1933 wird Ernst Thälmann eingekerkert und kommt nie wieder frei;
auf Befehl Himmlers wird er von den Nazis am 18. August 1944 im
Konzentrationslager Buchenwald erschossen.
1946 beschließt die Hamburger Bürgerschaft einstimmig, eine
Straße in Hamburg nach dem KPD-Vorsitzenden zu benennen. Schon
zehn Jahre später jedoch wird die Ernst-Thälmann-Straße
in Budapester Straße umbenannt.
Am 11. April 1985 wird der Platz vor dem ehemaligen Wohnhaus von Ernst
Thälmann – unter Protest der CDU, unterstützt durch die
Springer-Presse – in Ernst-Thälmann-Platz umbenannt. In
Wirklichkeit jedoch handelt es sich nicht um einen Platz, sondern ein
Überbleibsel aus Verkehrs- und Stadtversorgungsplanungen. Auf der
dreieckigen, etwa 900 m2 großen Restfläche stehen in
Elektrizitätshaus, ein Container der Gasgesellschaft, eine
Litfasssäule, Telefonzellen und Autostellplätze; eine
zerbröckelnde Betonplatte, von rostigem Geländer eingerahmt,
verdeckt den Eingang zu einem Bunker.
Zum 100. Geburtstag Ernst Thälmanns finden am 16. April 1986 in
vielen Städten der Bundesrepublik Gedenkveranstaltungen statt.

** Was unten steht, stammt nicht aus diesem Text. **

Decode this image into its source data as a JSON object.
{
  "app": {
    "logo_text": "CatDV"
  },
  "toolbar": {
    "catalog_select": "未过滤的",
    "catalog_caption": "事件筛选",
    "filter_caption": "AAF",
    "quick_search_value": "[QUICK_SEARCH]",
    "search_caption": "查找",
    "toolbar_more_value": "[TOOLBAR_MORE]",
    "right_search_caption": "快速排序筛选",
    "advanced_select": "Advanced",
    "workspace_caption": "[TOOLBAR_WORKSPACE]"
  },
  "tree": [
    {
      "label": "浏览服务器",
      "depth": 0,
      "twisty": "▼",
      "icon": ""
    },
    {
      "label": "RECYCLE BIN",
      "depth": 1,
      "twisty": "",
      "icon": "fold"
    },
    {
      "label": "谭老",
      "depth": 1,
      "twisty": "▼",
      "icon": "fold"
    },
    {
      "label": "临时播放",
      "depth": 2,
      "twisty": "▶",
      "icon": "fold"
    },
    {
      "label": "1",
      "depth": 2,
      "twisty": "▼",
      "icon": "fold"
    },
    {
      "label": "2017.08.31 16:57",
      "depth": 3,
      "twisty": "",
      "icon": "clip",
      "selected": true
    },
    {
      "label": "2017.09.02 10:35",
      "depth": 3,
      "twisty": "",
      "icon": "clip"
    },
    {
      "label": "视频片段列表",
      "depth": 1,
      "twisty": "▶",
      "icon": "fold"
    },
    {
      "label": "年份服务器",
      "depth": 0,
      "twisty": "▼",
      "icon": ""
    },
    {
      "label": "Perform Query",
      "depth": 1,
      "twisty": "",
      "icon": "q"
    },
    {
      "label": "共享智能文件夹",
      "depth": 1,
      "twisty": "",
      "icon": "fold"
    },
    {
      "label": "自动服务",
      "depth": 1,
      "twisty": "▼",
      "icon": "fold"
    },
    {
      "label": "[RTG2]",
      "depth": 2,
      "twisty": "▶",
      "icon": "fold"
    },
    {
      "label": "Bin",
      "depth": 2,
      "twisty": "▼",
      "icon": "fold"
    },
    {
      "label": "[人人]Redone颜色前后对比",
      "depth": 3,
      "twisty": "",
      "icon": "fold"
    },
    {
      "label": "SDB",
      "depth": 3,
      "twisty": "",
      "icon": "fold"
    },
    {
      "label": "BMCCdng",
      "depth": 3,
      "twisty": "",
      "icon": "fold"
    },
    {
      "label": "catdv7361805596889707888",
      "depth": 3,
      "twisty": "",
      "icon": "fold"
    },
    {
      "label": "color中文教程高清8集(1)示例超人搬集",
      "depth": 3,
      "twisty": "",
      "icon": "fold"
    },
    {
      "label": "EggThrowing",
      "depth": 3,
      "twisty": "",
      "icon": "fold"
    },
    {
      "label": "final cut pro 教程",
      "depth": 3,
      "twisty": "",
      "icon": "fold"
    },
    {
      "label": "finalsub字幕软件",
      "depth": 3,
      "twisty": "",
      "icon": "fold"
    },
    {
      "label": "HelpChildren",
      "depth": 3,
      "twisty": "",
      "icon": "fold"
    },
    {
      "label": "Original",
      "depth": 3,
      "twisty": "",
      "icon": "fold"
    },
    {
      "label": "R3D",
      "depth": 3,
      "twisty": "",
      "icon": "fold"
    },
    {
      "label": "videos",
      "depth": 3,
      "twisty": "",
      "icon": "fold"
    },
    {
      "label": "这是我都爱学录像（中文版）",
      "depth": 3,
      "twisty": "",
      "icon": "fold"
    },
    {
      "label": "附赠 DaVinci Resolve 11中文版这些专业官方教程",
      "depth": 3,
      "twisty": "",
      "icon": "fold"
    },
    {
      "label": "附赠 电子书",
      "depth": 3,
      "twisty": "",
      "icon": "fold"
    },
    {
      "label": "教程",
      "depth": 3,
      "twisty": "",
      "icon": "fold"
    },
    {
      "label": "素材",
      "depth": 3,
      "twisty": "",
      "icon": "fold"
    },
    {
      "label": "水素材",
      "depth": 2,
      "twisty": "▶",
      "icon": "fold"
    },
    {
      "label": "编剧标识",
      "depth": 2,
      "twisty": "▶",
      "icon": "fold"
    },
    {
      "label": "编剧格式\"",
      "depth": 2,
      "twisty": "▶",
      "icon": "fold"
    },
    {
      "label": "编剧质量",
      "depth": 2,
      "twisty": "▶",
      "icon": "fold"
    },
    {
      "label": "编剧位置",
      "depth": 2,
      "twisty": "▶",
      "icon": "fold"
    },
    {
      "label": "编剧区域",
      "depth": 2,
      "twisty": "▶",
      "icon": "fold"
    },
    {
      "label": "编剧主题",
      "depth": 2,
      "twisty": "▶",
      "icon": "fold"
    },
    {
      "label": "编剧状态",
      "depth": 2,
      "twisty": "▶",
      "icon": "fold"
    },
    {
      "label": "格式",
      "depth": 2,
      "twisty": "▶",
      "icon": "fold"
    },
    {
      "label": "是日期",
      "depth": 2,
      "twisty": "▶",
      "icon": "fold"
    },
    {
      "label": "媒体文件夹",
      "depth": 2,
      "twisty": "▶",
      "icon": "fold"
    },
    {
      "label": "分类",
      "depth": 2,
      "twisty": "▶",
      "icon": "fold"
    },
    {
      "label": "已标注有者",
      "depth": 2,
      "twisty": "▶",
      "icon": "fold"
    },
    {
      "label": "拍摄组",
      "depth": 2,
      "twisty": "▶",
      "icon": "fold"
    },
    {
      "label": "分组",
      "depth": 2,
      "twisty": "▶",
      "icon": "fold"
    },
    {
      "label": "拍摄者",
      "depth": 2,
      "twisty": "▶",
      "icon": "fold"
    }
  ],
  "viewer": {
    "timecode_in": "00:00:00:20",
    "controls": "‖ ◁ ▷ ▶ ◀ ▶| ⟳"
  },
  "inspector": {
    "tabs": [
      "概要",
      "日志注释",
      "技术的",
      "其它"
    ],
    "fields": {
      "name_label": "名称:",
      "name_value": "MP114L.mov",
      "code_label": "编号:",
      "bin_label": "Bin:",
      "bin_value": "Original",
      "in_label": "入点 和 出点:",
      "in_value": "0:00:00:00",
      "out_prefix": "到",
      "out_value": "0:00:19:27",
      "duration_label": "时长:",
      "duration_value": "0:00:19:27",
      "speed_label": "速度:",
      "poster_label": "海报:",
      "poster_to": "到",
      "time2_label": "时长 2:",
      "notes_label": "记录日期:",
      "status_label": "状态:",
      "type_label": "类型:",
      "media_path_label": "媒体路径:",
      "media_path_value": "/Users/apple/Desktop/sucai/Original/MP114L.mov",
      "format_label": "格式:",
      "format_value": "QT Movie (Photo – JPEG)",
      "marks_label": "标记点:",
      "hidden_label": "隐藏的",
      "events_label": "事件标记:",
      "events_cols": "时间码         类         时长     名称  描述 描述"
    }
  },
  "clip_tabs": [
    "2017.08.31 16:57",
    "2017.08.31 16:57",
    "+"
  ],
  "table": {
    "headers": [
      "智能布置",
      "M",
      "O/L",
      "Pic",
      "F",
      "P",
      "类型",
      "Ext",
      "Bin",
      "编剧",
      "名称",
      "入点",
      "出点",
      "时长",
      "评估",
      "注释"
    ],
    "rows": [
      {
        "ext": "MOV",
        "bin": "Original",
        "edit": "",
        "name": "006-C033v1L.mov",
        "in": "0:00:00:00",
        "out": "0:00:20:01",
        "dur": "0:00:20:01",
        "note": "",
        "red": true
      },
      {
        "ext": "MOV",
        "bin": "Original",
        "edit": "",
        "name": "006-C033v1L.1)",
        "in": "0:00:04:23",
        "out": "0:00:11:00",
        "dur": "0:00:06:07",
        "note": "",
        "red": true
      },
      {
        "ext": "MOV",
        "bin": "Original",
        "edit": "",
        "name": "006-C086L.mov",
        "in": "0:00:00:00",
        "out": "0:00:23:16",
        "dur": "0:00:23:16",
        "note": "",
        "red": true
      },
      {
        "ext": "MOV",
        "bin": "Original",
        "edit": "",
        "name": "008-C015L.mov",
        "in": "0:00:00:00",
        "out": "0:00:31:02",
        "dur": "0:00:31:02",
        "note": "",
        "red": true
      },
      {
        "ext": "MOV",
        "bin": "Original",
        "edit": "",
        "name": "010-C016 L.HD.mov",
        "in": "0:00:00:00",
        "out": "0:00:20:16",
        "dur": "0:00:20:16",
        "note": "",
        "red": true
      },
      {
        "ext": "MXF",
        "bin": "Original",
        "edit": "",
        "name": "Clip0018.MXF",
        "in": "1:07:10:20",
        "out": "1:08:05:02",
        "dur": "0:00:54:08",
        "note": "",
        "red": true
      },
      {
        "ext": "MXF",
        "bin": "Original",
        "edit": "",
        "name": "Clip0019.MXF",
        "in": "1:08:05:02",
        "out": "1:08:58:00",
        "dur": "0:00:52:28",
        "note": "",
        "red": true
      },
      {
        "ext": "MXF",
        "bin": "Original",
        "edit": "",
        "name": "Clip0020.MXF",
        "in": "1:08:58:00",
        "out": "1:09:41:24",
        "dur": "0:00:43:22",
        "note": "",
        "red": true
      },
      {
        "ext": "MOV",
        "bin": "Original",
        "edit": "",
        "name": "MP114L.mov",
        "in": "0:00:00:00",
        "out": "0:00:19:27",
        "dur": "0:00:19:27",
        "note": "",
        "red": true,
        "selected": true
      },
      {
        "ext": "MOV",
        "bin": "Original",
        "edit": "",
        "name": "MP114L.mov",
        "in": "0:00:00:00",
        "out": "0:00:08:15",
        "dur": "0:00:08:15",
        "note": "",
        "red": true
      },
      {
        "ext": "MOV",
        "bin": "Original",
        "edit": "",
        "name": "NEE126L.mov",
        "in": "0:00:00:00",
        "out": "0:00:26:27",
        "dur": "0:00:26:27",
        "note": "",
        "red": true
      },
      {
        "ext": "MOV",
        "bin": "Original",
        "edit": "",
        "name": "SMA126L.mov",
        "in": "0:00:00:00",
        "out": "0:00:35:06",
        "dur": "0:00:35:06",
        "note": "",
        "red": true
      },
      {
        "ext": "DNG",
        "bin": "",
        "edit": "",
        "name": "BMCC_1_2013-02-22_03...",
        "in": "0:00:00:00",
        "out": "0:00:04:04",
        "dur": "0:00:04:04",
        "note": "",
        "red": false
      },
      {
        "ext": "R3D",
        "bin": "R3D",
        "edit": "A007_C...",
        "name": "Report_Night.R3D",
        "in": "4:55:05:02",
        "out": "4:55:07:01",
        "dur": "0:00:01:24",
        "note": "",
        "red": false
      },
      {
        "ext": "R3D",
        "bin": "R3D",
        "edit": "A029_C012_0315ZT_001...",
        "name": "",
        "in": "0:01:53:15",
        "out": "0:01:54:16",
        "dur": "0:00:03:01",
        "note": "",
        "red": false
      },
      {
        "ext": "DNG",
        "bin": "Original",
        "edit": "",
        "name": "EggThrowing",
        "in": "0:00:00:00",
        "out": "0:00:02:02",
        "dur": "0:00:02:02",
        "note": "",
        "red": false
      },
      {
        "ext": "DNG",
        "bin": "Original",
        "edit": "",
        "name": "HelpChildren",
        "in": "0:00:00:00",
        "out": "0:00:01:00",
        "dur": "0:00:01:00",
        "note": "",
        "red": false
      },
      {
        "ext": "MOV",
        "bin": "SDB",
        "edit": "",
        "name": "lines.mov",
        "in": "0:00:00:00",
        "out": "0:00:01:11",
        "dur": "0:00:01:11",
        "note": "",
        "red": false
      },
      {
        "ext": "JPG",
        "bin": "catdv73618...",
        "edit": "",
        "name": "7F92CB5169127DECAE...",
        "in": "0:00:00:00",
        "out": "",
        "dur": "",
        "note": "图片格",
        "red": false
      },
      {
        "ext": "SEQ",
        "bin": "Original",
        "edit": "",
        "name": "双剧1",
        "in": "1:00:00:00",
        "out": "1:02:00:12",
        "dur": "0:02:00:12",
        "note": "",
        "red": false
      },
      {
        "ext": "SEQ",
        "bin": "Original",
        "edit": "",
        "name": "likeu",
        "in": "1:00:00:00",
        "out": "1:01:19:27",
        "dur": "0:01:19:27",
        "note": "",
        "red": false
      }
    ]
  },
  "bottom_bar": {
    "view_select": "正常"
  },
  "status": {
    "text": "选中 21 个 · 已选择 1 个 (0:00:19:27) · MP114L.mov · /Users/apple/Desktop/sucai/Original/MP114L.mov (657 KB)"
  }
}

Am 8. Mai 1986 weihen Helga Schuchardt, Kultursenatorin, und Klaus von
Dohnanyi, Bürgermeister, den ersten Abschnitt des neuen Denkmals
von Alfred Hrdlicka ein, das als „Gegendenkmal“ in der
Nähe des kriegsverherrlichenden sog. „76er
Kriegerdenkmal“ am Dammtorbahnhof entstehen soll.
Der „Eppendorfer Bürgerverein von 1875“ ruft zum Protest gegen das geplante Ernst-Thälmann-Denkmal auf.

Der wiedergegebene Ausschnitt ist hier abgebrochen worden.